Technical Note: The library wrappers use Fortran's c_loc() intrinsic to obtain the memory address of the array element. By passing xf(1), you're providing the first element as a scalar with the target attribute, which c_loc() then converts to the appropriate C pointer for the underlying BLAS routines.

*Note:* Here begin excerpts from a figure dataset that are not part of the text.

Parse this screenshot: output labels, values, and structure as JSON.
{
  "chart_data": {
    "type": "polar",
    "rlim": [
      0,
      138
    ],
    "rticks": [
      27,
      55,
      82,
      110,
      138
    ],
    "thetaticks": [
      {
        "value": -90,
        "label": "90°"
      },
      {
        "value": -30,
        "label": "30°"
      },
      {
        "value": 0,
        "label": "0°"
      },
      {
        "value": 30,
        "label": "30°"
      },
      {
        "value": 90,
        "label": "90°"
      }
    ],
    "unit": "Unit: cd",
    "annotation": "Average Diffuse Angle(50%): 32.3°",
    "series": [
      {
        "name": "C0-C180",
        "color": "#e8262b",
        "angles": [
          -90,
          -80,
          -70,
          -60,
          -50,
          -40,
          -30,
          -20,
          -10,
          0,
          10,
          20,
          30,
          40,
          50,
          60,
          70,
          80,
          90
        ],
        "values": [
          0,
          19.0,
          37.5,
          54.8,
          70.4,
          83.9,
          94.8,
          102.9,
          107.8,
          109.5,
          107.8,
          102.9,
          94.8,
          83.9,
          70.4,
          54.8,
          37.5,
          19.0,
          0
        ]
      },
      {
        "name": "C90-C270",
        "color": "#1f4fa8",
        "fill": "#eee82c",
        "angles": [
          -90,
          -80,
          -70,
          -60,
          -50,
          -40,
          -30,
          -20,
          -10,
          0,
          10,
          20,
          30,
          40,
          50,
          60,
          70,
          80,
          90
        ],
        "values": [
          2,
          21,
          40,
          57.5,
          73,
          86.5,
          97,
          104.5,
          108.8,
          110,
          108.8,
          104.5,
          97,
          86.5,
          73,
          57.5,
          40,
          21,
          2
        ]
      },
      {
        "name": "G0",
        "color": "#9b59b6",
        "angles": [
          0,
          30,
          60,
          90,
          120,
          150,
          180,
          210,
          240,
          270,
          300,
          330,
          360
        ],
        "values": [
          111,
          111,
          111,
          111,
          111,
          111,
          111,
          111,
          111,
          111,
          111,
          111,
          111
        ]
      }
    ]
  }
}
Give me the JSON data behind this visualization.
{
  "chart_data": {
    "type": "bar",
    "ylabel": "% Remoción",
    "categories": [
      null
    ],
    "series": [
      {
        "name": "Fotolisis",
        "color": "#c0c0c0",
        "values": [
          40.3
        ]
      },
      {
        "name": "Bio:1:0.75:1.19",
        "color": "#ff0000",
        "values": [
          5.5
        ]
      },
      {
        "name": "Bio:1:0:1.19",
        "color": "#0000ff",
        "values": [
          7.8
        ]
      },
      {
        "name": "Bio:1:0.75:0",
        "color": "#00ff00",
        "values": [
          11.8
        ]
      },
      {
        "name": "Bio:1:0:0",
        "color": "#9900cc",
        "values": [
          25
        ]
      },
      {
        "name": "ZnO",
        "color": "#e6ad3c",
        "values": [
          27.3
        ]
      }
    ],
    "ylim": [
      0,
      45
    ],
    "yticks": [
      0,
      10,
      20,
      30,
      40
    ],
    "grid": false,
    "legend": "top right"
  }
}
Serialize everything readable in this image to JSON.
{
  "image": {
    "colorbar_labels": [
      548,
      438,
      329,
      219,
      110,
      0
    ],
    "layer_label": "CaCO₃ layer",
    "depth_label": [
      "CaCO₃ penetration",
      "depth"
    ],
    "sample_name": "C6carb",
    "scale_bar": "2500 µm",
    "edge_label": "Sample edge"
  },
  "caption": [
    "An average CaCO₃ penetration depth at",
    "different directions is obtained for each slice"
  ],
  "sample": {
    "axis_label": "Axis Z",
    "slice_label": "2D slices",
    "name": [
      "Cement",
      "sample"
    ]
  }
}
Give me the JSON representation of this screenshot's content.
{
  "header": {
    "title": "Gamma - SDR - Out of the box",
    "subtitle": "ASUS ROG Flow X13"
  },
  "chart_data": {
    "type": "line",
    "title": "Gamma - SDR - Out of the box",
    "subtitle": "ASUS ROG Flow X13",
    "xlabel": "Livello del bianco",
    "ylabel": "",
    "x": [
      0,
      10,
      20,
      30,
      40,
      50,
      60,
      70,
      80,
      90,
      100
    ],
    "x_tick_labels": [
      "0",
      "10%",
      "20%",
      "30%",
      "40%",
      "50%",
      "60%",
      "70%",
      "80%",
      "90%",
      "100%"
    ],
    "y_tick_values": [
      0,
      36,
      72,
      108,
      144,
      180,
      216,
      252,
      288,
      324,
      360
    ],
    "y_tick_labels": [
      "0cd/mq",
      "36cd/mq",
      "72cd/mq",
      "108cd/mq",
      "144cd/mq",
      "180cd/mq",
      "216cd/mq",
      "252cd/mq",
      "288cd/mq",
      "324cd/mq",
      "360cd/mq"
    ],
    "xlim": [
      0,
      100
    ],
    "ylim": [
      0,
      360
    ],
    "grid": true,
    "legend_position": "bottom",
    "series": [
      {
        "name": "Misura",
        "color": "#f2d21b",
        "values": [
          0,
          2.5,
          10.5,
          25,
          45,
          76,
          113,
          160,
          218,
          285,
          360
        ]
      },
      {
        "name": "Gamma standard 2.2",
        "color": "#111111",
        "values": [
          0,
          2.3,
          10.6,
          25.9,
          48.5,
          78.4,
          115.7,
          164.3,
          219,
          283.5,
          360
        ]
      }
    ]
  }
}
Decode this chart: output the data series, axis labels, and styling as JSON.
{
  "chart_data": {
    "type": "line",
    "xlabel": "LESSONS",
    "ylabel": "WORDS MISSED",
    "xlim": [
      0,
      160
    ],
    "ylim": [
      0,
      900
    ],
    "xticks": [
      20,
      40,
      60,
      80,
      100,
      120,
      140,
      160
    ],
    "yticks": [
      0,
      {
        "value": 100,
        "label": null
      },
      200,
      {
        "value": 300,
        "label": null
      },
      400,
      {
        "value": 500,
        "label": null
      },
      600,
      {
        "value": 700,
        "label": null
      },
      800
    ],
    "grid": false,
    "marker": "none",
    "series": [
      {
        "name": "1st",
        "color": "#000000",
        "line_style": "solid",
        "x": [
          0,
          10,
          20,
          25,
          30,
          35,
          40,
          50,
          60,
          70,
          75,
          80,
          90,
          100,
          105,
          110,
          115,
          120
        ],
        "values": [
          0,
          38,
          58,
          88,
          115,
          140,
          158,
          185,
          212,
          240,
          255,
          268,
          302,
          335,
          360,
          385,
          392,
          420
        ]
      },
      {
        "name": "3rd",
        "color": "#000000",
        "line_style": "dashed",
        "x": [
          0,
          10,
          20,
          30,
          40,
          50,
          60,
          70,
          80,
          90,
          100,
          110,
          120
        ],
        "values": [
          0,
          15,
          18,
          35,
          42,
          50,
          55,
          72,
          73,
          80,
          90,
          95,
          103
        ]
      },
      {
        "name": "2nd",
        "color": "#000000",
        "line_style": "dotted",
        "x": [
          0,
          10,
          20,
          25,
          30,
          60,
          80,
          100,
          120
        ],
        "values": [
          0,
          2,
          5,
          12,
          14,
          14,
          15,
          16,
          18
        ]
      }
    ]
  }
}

Using Different Library Versions

To use a specific library version, link your application against the desired library:

# CPU version
gfortran -o myapp myapp.f90 -lsimple_gpu-cpu
# GPU version (NVIDIA)
gfortran -o myapp myapp.f90 -lsimple_gpu-nvidia
# GPU version (AMD)
gfortran -o myapp myapp.f90 -lsimple_gpu-amd

Testing

The library includes comprehensive unit tests that compare CPU and GPU implementations to ensure correctness.

Run tests with:

make check

For verbose test output:

make check-verbose

API Reference

For detailed API documentation, see the comments in:

Performance Notes

  • For small problem sizes, CPU version may be faster due to GPU overhead
  • GPU version shows significant speedup for larger matrices/vectors
  • Use streams for asynchronous operations to overlap computation and data transfer
  • Keep data on GPU between operations to minimize transfer overhead

Troubleshooting

CUDA not detected during configuration

If CUDA is installed but not detected:

./configure --with-cuda=/path/to/cuda

BLAS library not found

Specify BLAS library explicitly:

./configure --with-blas="-lopenblas"

Runtime errors with GPU version

  1. Ensure NVIDIA drivers are properly installed (for NVIDIA GPUs)
  2. Ensure ROCm drivers are properly installed (for AMD GPUs)
  3. Check that CUDA libraries are in your library path:
    export LD_LIBRARY_PATH=/usr/local/cuda/lib64:$LD_LIBRARY_PATH
  4. Check that ROCm libraries are in your library path:
    export LD_LIBRARY_PATH=/opt/rocm/lib:$LD_LIBRARY_PATH
  5. Verify GPU is accessible with nvidia-smi (NVIDIA) or rocm-smi (AMD)

Contributing

Contributions are welcome! Please ensure:

  • Code follows existing style and conventions
  • All tests pass before submitting
  • New features include appropriate tests

Adding BLAS Functions

The library currently implements a core set of BLAS operations (DOT, GEMV, GEMM, GEAM). If you need additional BLAS functions (such as AXPY, SCAL, TRSM, SYRK, etc.), contributions are highly encouraged! Adding new BLAS routines follows the established pattern in the codebase and helps make the library more complete and useful for the community.

Building Documentation

The project uses Doxygen to generate API documentation from source code comments.

Prerequisites

  • Doxygen (version 1.9 or later)
  • Graphviz (for generating diagrams)

Generate Documentation Locally

# Install dependencies (Ubuntu/Debian)
sudo apt-get install doxygen graphviz
# Generate documentation
doxygen Doxyfile
# View documentation
# Open docs/html/index.html in your web browser

The documentation is automatically built and published to GitHub Pages when changes are pushed to the main branch.

License

See [LICENSE](LICENSE) file for details.